- youtube-dl
- youtubesearchpython
-
before running
check and modify your "query_all" in tools.py
query_all = {
"fr": {
"jouer tennis": "fr_playing tennis"
},
"en":{
"playing tennis": "en_playing tennis"
},
"ja":{
"テニスをやる": "ja_playing tennis"
},
"de":{
"tennis spielen": "de_playing tennis"
},
"zh": {
"打网球": "zh_playing tennis"
}
}
from tools import YoutubeWorker
youtube_worker = YoutubeWorker(download_path="./", json_file="query.json")
youtube_worker.youtube_query(page=30, max_minu=30)
- youtube_query only need to run once before download
- after youtube_query , generated json file "query.json" like this
{
"data": [
{"duration": 135, "vid": "60w7mf1Z6tg", "query": "fr_playing tennis"},
{"duration": 165, "vid": "-Ymf3BMDfcY", "query": "fr_playing tennis"}
]
"vid": [
"60w7mf1Z6tg", "-Ymf3BMDfcY"
]
}
youtube_worker = YoutubeWorker(download_path="./", json_file="query.json")
youtube_worker.youtube_download(thread_num=4)
# if you have a list of proxy
# youtube_worker.youtube_download(thread_num=4, proxy_list=["proxy1", "proxy2"])
- youtube_download will check "query.json" and files in donwload_path and remove incomplete files, then download the rest of the file.
- you could run youtube_download several times to download all of the files (Please Limit the duration of download)
youtube_worker = YoutubeWorker(download_path="./", json_file="query.json")
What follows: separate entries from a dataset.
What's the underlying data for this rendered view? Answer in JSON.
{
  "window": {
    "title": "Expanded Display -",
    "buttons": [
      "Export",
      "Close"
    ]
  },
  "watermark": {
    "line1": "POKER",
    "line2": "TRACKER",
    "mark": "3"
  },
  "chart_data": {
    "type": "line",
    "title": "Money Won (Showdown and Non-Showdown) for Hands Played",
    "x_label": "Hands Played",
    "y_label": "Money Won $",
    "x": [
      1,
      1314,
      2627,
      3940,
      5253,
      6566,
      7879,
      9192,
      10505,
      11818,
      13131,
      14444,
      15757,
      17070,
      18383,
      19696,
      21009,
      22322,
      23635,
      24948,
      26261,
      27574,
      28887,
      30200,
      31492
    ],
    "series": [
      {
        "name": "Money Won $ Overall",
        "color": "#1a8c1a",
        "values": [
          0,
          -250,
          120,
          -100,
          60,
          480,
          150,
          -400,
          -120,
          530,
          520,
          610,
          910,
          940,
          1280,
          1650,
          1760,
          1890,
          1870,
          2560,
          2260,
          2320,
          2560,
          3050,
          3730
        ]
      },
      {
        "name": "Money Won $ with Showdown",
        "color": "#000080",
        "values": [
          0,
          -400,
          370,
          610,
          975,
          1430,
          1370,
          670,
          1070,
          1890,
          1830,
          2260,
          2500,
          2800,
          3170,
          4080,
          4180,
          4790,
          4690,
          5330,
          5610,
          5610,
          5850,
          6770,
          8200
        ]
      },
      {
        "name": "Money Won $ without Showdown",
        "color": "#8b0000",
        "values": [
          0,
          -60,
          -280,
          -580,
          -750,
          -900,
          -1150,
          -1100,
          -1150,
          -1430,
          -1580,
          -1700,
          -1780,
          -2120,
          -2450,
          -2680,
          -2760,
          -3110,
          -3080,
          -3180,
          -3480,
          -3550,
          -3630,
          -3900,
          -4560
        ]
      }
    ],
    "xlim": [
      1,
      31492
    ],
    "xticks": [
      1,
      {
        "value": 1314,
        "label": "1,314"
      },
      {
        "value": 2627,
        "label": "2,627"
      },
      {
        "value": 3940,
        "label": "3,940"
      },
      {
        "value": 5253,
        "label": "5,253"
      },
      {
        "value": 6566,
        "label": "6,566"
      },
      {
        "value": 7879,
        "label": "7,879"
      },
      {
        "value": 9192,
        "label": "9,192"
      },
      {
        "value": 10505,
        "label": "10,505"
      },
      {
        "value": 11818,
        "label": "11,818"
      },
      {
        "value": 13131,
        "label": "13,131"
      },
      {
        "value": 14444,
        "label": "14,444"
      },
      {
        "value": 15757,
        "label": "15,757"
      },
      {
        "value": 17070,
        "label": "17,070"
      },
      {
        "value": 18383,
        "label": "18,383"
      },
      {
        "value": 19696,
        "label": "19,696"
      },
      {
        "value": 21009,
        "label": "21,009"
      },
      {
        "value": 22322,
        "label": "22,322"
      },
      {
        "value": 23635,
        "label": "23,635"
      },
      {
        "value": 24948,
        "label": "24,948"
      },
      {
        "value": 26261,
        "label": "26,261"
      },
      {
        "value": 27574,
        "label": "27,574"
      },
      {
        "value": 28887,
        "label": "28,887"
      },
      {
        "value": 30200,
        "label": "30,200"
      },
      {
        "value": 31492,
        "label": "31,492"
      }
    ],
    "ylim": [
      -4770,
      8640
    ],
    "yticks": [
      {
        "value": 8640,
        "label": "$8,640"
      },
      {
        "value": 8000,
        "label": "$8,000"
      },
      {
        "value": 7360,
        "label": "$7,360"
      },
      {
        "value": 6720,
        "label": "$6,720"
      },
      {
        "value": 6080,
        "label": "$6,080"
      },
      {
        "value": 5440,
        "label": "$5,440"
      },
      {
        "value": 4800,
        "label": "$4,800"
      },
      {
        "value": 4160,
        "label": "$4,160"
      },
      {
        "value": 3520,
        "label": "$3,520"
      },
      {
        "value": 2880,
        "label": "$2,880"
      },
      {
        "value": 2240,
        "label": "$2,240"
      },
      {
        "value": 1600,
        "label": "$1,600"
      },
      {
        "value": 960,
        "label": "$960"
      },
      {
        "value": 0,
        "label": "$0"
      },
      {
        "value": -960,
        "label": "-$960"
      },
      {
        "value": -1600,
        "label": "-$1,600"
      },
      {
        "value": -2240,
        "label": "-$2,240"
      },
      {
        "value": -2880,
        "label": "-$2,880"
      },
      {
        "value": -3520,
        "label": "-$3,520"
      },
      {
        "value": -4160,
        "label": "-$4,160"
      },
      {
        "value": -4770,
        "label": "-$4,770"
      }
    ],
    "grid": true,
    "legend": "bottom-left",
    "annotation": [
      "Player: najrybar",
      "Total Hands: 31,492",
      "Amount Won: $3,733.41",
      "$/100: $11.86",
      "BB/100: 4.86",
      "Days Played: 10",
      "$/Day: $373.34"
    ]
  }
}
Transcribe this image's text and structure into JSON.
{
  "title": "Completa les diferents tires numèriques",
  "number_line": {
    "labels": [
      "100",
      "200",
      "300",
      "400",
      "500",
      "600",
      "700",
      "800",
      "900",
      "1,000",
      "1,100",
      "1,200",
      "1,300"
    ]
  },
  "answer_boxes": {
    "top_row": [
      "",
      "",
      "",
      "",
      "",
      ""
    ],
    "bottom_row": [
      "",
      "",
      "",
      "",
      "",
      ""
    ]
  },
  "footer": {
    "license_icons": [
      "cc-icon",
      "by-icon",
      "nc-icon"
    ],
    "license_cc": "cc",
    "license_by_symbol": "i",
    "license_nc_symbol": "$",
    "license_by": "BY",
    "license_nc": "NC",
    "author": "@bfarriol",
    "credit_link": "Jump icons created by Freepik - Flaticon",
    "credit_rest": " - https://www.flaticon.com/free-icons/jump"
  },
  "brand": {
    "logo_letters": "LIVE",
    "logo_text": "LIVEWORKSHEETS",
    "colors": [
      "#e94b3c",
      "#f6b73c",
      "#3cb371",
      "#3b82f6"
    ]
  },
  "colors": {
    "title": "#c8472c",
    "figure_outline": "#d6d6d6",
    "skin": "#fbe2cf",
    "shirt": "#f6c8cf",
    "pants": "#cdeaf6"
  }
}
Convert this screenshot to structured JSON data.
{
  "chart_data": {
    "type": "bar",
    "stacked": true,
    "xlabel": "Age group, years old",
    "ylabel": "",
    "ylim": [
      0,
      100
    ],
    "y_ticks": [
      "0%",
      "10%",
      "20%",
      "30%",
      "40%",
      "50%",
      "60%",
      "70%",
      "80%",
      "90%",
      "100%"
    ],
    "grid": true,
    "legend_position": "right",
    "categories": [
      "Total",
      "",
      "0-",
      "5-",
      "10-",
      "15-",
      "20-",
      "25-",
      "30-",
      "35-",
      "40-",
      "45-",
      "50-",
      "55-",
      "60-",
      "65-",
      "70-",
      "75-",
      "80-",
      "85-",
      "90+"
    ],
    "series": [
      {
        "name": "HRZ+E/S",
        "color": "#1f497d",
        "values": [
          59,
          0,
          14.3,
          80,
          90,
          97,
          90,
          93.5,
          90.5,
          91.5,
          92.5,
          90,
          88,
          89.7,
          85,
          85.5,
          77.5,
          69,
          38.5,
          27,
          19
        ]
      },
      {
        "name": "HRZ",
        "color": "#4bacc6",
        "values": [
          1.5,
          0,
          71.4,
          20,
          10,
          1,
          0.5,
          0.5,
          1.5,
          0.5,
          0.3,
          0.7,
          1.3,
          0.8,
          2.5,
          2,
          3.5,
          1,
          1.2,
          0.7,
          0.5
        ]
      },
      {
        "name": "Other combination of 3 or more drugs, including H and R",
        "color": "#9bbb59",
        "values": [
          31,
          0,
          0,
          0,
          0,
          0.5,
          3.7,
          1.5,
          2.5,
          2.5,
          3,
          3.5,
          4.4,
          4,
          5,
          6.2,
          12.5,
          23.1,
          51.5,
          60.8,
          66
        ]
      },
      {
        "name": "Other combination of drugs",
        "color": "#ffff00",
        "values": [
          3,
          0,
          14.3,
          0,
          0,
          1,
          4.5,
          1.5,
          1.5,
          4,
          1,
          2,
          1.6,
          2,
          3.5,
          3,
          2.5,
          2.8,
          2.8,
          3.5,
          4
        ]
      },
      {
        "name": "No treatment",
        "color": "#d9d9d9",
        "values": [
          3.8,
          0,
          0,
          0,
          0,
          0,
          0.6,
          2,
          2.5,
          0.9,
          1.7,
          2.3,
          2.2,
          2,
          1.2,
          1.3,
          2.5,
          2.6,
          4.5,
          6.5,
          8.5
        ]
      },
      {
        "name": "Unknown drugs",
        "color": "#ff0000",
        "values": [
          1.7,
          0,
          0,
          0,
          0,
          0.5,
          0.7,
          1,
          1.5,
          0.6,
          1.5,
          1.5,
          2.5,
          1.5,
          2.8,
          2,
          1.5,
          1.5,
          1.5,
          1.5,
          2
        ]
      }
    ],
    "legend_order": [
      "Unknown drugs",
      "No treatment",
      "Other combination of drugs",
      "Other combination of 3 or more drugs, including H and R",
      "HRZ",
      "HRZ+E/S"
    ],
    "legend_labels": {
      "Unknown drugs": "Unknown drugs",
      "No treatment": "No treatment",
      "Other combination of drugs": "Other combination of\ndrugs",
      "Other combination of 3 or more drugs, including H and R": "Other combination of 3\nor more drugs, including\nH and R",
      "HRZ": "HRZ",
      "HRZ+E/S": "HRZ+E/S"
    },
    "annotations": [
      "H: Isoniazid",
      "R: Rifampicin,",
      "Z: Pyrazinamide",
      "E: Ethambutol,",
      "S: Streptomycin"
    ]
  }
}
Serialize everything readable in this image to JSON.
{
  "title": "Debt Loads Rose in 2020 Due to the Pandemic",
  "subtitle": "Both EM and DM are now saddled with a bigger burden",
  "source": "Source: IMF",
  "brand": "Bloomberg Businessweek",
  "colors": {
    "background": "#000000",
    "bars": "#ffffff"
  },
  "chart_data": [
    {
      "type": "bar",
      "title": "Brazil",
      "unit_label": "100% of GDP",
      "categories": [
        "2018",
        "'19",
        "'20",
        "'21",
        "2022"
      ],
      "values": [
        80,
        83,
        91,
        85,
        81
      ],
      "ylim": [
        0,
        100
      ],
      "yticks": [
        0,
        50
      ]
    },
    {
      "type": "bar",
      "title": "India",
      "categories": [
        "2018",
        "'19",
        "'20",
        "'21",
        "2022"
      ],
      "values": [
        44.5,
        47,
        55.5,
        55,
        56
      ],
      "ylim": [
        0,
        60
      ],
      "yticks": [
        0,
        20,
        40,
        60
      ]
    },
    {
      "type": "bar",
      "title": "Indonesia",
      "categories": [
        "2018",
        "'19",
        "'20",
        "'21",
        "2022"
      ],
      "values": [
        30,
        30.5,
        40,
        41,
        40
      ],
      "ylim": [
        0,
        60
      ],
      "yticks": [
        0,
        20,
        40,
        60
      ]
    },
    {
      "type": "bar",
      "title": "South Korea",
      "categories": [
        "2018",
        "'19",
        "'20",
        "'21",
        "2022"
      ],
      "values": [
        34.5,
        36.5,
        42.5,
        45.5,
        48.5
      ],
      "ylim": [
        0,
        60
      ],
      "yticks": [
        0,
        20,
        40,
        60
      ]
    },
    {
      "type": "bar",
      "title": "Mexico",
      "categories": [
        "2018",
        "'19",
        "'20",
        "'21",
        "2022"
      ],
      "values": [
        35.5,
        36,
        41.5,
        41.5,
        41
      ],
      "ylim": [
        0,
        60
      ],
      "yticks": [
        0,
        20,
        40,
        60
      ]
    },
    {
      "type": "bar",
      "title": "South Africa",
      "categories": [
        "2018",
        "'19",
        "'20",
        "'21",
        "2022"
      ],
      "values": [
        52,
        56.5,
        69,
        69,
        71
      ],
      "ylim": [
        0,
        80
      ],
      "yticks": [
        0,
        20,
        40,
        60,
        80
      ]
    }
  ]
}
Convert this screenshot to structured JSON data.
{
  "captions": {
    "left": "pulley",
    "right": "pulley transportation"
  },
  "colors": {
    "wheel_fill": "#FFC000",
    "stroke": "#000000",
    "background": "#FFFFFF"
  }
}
youtube_worker.generate_latest()
- "generate_latest" will remove incomplete files and generate all the avaliable file' json file "latest_query_json"
{
"data": [
{"duration": 135, "vid": "60w7mf1Z6tg", "query": "fr_playing tennis", "file_name": "60w7mf1Z6tg.mp4"},
{"duration": 165, "vid": "-Ymf3BMDfcY", "query": "fr_playing tennis", "file_name": "-Ymf3BMDfcY.mp4"}
]
"vid": [
"60w7mf1Z6tg", "-Ymf3BMDfcY"
]
}